Snow, E., Fulkerson, D., Nichols, P., and Feng, M. (2011). Design patterns to support storyboards and scenario-based, innovative item types. Paper accepted for presentation at the 2011 annual meeting of the American Educational Research Association (AERA), New Orleans, LA.

Abstract

Tasks that measure inquiry-based constructs, such as model-based reasoning and systems thinking, often require students to complete multiple, cognitively demanding steps, frequently in the context of a larger scenario meant to reflect a “real-world” situation. Designing these tasks for use in large-scale assessment requires task writers to integrate multiple content and inquiry targets across a series of scenes, each containing multiple embedded items, and to do so in a way that the resulting scores contain little measurement error and support valid inferences about student performance. Design patterns are research-based, representational forms that can help assessment developers organize and integrate information about tasks in terms the focal skills to be measured, the behaviors that reveal the focal skills, and the task features that will elicit the desired behaviors.
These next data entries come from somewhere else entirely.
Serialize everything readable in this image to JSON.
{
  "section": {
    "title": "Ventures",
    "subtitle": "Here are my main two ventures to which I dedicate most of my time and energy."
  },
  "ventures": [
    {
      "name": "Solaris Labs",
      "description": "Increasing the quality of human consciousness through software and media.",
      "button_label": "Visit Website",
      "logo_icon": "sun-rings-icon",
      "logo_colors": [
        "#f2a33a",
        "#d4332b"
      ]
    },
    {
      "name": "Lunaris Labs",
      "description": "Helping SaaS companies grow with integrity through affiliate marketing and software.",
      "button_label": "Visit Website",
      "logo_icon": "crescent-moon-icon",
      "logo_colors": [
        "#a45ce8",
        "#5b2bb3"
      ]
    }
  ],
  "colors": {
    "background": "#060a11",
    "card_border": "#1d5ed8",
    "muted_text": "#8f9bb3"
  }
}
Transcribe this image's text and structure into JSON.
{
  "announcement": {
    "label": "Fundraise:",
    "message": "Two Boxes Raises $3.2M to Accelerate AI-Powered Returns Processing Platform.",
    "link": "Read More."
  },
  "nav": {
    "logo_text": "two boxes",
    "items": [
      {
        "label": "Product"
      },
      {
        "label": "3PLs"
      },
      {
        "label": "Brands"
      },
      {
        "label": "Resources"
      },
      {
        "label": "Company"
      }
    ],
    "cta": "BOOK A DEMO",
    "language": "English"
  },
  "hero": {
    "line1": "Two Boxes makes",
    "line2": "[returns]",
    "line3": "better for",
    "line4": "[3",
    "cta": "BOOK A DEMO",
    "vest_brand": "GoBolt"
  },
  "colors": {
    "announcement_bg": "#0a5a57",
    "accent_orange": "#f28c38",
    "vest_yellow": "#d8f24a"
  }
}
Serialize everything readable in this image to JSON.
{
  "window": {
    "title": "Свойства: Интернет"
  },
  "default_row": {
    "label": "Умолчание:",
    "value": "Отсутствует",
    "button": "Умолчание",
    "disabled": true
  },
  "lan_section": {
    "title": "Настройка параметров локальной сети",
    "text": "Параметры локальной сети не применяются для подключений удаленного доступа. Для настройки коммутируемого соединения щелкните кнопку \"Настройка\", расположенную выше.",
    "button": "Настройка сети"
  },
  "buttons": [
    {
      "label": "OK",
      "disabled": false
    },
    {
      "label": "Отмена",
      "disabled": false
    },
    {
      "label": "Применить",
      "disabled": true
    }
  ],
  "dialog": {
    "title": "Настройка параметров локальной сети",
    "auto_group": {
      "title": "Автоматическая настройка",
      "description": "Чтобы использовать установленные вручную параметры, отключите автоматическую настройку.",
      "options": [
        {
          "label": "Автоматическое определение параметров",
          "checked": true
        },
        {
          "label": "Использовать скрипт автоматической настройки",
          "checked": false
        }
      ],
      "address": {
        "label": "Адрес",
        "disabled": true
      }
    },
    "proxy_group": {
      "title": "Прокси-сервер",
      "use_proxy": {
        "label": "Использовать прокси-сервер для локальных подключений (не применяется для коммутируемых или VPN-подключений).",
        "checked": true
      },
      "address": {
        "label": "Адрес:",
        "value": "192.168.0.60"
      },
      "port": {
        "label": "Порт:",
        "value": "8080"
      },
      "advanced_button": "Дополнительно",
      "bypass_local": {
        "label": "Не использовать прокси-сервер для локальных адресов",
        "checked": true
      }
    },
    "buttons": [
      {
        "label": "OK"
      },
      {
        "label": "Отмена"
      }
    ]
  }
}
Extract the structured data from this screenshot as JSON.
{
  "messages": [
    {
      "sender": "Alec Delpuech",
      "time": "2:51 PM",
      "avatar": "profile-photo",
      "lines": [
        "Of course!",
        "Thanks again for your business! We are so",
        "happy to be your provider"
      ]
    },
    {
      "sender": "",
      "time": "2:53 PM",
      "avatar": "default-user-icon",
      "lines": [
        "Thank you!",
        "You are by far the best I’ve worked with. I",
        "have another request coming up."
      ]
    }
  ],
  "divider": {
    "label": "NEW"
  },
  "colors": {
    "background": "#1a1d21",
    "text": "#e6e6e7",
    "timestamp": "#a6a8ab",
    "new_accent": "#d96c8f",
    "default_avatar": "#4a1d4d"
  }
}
In this paper we report on current research in which we are examining the extension and application of inquiry-based design patterns to guide the development of complex science tasks for use in a statewide science assessment. As an example, we describe the use of a design pattern representing the practice of model revision to develop a task asking students to consider the introduction of an invasive species into a new ecosystem and to revise a food web to accommodate for the introduction of the new species.